S'il y a un créateur qui n'a encore jamais déçu, c'est bien Emmanuel Mouret, le roi de la comédie mélancolique à la française. Même avec ses petits crus (Caprice, L'art d'aimer, Fais-moi plaisir!), son charisme singulier opère à plein régime, rendant instantanément le coeur plus léger. Alors imaginez lorsqu'il se dépasse, comme c'est le cas sur Mademoiselle de Joncquières, à classer parmi ses meilleurs opus.
Le voilà plonger dans son premier film à costumes, au 18e siècle plus exactement, suivant les tourments du marquis des Arcis (Édouard Baer) qui en pince pour la jeune Mademoiselle de Joncquières (Alice Isaaz), au grand dam de sa bonne amie Madame de La Pommeraye (Cécile de France).
Ce récit de Diderot a déjà été transposé brillamment au cinéma par Robert Bresson, sous le titre Les dames du bois de Boulogne. Mouret en offre une adaptation bien différente, se rapprochant davantage des Liaisons dangereuses de Laclos, cynisme en moins. Voilà un cinéaste qui a toujours aimé ses personnages, bien qu'imparfaits, et qui les suit dans leurs désirs et leur jalousie, sans jamais les juger. Le ton léger et ludique devient soudainement grave et tragique, embrassant une noirceur qui est rare chez son auteur.

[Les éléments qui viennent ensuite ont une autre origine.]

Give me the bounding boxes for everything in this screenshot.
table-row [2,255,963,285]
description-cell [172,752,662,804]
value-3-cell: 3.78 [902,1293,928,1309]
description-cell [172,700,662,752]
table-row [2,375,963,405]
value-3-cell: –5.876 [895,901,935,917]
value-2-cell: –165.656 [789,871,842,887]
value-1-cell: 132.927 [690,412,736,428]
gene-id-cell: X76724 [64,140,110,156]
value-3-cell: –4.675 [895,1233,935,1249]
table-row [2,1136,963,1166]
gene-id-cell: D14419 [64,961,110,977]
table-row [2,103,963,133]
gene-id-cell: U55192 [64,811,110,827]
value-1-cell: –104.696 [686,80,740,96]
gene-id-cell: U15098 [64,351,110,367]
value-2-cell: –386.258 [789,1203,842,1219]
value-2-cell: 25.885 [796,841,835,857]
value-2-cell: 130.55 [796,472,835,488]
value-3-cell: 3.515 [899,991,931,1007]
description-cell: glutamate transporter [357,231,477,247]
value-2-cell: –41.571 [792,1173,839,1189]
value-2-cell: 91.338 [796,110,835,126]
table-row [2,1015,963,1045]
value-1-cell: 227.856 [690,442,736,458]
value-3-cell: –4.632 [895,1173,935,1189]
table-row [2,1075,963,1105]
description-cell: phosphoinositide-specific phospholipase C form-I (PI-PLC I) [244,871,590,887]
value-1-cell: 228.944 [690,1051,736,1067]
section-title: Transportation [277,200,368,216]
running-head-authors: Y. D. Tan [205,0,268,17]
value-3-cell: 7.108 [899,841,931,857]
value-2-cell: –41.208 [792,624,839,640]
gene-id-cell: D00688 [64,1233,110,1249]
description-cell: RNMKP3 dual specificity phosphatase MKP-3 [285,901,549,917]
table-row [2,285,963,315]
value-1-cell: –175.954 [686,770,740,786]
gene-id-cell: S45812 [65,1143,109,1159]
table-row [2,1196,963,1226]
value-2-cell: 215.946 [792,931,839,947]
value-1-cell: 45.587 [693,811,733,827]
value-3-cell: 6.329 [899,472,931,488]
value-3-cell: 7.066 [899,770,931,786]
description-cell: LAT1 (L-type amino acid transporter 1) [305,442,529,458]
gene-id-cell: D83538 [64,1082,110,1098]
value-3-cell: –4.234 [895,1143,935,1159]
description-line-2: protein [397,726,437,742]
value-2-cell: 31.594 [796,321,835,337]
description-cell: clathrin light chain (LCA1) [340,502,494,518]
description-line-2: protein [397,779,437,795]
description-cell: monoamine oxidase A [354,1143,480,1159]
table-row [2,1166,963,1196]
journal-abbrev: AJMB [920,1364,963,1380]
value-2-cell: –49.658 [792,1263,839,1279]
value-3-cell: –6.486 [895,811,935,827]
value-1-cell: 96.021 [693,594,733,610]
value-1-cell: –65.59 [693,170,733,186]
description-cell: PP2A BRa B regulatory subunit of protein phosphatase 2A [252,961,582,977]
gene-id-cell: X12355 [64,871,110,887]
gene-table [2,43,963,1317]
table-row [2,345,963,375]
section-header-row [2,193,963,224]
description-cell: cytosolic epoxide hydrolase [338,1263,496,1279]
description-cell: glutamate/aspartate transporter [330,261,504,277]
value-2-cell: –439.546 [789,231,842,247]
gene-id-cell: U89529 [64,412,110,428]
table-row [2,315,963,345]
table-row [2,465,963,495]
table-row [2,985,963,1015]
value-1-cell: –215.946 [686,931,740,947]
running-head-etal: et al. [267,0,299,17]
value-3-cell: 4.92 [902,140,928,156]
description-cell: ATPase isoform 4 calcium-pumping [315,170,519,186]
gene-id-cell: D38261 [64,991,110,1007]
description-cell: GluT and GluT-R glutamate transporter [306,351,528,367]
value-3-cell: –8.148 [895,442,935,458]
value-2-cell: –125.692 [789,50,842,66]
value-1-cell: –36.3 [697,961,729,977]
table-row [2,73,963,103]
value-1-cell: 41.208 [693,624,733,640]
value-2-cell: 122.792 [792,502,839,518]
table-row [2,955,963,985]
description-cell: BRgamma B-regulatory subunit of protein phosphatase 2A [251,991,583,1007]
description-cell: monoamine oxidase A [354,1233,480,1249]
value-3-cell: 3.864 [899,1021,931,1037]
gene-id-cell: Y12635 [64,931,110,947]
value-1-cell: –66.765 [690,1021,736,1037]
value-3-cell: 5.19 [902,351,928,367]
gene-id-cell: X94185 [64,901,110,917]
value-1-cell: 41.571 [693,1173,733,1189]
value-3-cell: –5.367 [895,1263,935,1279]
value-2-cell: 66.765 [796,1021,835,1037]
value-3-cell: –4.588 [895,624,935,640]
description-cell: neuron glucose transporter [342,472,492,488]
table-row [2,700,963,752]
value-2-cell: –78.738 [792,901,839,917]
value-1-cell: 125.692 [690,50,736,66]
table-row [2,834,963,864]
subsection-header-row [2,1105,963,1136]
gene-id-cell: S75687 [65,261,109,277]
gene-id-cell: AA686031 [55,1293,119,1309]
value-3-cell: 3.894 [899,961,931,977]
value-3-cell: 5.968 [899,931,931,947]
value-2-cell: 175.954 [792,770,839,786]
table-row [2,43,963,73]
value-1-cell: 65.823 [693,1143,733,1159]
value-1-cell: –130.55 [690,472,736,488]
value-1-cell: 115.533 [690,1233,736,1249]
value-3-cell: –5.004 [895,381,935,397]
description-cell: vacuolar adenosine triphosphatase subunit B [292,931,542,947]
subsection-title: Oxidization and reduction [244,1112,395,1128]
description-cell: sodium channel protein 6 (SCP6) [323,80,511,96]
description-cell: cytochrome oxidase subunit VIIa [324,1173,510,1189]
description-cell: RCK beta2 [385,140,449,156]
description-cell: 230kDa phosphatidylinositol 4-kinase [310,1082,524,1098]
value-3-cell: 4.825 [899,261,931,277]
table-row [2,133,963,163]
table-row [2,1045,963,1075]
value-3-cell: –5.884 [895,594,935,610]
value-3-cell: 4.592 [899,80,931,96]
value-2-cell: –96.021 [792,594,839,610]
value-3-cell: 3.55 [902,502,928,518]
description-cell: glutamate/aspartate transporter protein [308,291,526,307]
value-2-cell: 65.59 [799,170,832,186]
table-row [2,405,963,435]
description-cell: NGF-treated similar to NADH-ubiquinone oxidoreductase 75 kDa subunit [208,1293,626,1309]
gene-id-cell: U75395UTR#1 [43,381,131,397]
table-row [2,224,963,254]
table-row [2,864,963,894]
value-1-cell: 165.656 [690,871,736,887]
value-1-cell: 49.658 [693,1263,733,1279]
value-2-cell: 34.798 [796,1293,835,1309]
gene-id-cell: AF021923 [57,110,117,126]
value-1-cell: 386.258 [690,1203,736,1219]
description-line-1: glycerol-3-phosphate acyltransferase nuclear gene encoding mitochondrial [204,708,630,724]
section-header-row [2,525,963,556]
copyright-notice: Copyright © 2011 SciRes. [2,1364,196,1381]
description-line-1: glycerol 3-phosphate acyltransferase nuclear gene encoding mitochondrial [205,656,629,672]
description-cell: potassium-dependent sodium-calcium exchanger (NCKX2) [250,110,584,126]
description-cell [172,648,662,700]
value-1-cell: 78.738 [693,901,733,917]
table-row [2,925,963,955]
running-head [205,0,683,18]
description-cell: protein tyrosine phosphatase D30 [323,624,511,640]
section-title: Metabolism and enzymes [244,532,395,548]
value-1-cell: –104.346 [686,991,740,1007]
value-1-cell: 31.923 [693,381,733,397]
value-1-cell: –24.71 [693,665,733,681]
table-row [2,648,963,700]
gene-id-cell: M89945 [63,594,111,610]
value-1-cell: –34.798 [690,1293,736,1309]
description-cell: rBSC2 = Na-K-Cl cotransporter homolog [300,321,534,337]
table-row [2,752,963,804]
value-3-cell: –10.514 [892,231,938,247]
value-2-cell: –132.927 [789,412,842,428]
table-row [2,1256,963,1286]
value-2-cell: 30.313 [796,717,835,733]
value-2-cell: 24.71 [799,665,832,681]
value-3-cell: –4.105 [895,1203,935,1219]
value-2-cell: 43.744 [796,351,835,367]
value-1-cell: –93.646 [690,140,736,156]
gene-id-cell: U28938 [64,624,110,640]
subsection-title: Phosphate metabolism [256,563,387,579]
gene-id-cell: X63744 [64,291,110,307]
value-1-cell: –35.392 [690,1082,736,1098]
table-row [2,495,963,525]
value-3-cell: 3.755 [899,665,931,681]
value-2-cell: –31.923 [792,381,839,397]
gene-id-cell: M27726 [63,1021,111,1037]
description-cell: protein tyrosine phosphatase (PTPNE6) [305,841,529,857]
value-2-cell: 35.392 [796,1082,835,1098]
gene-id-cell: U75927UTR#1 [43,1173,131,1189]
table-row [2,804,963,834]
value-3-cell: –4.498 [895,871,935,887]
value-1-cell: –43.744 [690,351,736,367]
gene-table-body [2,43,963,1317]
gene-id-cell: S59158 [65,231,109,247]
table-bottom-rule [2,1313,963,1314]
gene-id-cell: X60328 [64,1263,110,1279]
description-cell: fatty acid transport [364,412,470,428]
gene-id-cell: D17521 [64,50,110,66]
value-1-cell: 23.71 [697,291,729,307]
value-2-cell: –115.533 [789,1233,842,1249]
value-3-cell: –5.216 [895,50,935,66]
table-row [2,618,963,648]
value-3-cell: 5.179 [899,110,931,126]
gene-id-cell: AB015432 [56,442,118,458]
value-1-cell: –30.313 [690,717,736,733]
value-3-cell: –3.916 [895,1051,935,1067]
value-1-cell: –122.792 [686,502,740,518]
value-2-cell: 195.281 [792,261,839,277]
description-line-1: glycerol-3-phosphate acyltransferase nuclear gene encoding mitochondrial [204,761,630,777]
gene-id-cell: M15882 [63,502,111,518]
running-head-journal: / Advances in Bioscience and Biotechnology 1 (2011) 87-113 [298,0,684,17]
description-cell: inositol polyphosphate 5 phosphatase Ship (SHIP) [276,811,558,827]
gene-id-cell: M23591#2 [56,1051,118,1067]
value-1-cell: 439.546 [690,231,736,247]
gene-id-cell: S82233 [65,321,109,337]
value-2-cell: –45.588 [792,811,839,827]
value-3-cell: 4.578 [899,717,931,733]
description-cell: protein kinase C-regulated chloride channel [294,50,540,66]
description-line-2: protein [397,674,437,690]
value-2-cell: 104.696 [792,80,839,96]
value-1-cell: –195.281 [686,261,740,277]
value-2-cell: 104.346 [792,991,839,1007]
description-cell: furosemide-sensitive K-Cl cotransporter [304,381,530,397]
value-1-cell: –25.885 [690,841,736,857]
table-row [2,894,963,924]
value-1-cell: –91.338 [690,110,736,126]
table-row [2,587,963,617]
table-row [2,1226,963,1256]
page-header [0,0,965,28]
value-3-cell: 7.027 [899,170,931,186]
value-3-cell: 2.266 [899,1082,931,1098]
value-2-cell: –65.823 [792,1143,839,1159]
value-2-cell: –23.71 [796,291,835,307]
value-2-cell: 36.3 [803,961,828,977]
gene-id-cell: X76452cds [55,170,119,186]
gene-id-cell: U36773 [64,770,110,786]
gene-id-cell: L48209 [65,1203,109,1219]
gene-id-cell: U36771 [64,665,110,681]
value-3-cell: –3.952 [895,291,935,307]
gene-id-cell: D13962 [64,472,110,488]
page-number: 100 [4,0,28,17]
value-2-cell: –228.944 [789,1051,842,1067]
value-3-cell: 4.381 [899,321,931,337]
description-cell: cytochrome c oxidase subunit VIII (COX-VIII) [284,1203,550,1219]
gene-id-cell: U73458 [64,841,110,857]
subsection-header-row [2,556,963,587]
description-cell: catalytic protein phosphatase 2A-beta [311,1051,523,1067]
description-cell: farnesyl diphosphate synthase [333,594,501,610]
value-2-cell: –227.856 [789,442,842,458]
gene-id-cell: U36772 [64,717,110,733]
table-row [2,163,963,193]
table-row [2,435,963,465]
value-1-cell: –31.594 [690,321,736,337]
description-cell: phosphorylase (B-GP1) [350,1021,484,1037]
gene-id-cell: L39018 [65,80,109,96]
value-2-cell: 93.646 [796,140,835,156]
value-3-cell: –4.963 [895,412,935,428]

D'aucuns seront surpris de découvrir Édouard Baer dans ce rôle qui lui va comme un gant. L'acteur excelle à déblatérer ces mots d'esprit avec son charisme légendaire, misant toutefois sur l'honnêteté des sentiments, ce qui contraste avec ce côté impertinent et facétieux qui a fait sa renommée. Face à lui se dresse Cécile de France, tantôt exquise tantôt impériale, qui change radicalement de registre avec une grâce qu'on ne lui connaissait pas. Le duo mène le bal, n'éclipsant pourtant jamais le reste de la jolie distribution.

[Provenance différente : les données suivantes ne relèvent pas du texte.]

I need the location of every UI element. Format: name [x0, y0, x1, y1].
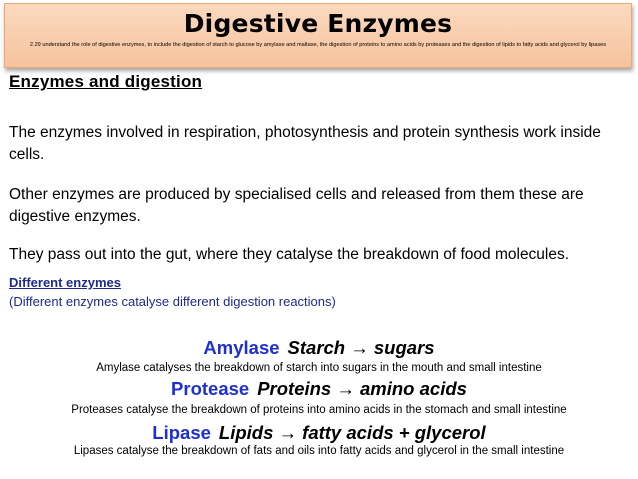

Évidemment, ce sont les dialogues qui brillent et de ce côté, Mouret assure à plein régime. Les échanges pétillent et scintillent, charmant rapidement l'ouïe de leur prose musicale. Tous ses thèmes de prédilection s'y retrouvent (cette façon de mettre à nu ce qu'on ressent par la parole, le temps qui érode le désir...), dépoussiérés pour l'occasion alors qu'une plus grande place a été laissée aux jeux de manipulations, aux combats de classes sociales et à cette dichotomie entre le plaisir libertin et la rigidité des moeurs. Le scénario, fluide et élégant, a beau paraître artificiel à quelques endroits et un peu redondant dans sa durée, ce n'est rien pour gâcher le plaisir rencontré.

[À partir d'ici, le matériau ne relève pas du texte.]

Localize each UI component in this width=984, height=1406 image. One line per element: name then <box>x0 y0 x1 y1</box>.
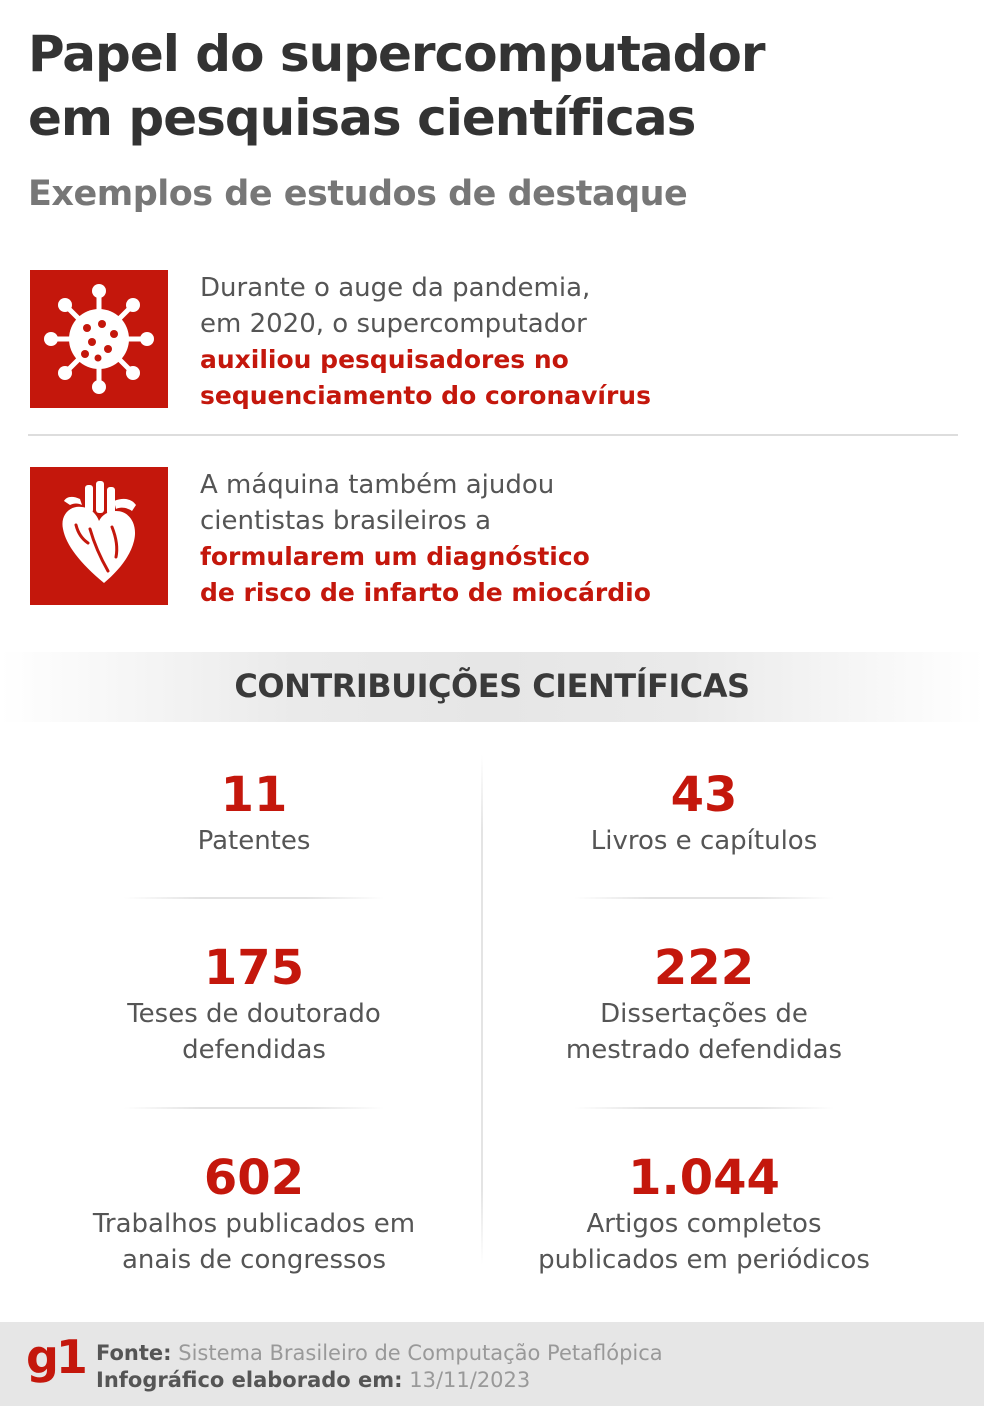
stat-separator <box>124 1107 384 1109</box>
page-subtitle: Exemplos de estudos de destaque <box>28 174 688 214</box>
study-line: em 2020, o supercomputador <box>200 309 587 339</box>
section-divider <box>28 434 958 436</box>
contributions-heading: CONTRIBUIÇÕES CIENTÍFICAS <box>234 667 750 705</box>
stat-label: Livros e capítulos <box>590 826 818 856</box>
stat-label: Dissertações de <box>600 999 808 1029</box>
stat-separator <box>124 897 384 899</box>
date-line <box>96 1367 663 1394</box>
footer <box>0 1322 984 1406</box>
stat-label: anais de congressos <box>122 1245 386 1275</box>
study-highlight: formularem um diagnóstico <box>200 542 590 571</box>
stat-label: Artigos completos <box>586 1209 822 1239</box>
footer-credits <box>96 1340 663 1394</box>
study-item-infarto <box>30 467 960 607</box>
date-label: Infográfico elaborado em: <box>96 1368 403 1392</box>
study-highlight: sequenciamento do coronavírus <box>200 381 651 410</box>
stat-patentes <box>44 767 464 859</box>
study-line: Durante o auge da pandemia, <box>200 273 591 303</box>
date-value: 13/11/2023 <box>409 1368 531 1392</box>
g1-logo: g1 <box>26 1330 85 1384</box>
stat-artigos <box>494 1150 914 1278</box>
source-label: Fonte: <box>96 1341 172 1365</box>
study-highlight: auxiliou pesquisadores no <box>200 345 569 374</box>
stat-dissertacoes <box>494 940 914 1068</box>
stat-value: 43 <box>670 767 738 823</box>
column-divider <box>481 755 483 1265</box>
title-line-2: em pesquisas científicas <box>28 89 696 147</box>
study-text <box>200 467 940 611</box>
stat-label: publicados em periódicos <box>538 1245 870 1275</box>
heart-icon <box>30 467 168 605</box>
page-title <box>28 22 958 150</box>
contributions-band <box>0 652 984 722</box>
stat-value: 1.044 <box>628 1150 780 1206</box>
title-line-1: Papel do supercomputador <box>28 25 765 83</box>
source-line <box>96 1340 663 1367</box>
stat-trabalhos <box>44 1150 464 1278</box>
stat-value: 175 <box>203 940 305 996</box>
stat-label: Patentes <box>197 826 311 856</box>
stat-separator <box>574 897 834 899</box>
stat-label: Teses de doutorado <box>127 999 381 1029</box>
study-text <box>200 270 940 414</box>
stat-label: Trabalhos publicados em <box>92 1209 416 1239</box>
source-value: Sistema Brasileiro de Computação Petaflópica <box>178 1341 663 1365</box>
stat-livros <box>494 767 914 859</box>
stat-value: 222 <box>653 940 755 996</box>
stat-value: 602 <box>203 1150 305 1206</box>
stat-teses <box>44 940 464 1068</box>
stat-label: mestrado defendidas <box>565 1035 843 1065</box>
study-line: cientistas brasileiros a <box>200 506 492 536</box>
stat-value: 11 <box>220 767 288 823</box>
stat-separator <box>574 1107 834 1109</box>
virus-icon <box>30 270 168 408</box>
study-item-coronavirus <box>30 270 960 410</box>
stat-label: defendidas <box>182 1035 326 1065</box>
study-highlight: de risco de infarto de miocárdio <box>200 578 651 607</box>
study-line: A máquina também ajudou <box>200 470 555 500</box>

Surtout que cette fois, le réalisateur a soigné davantage sa mise en scène. La photographie luxueuse regorge de tableaux, utilisant la nature à bon escient. Puis il y a ces longs plans dans la première partie qui deviennent de plus en plus tumultueux au fil du récit, comme ces battements de coeur qui s'emballent devant l'être cher. La musique classique représente d'ailleurs en plus d'une occasion ce souffle de vie qui fait tomber les masques et oblige les êtres à un peu de sincérité.
Toujours inspiré par le cinéma de Rohmer, Truffaut et Allen, mais également celui de Renoir et Lubitsch, Emmanuel Mouret apparaît en très belle forme sur Mademoiselle de Joncquières. Sans doute qu'il faut déjà avoir un faible pour cette façon pas tout à fait naturelle d'utiliser la poésie des verbes, mais ses fans seront plus que ravis par ce nouveau long métrage, son plus réussi depuis le magistral Un baiser, s'il vous plaît.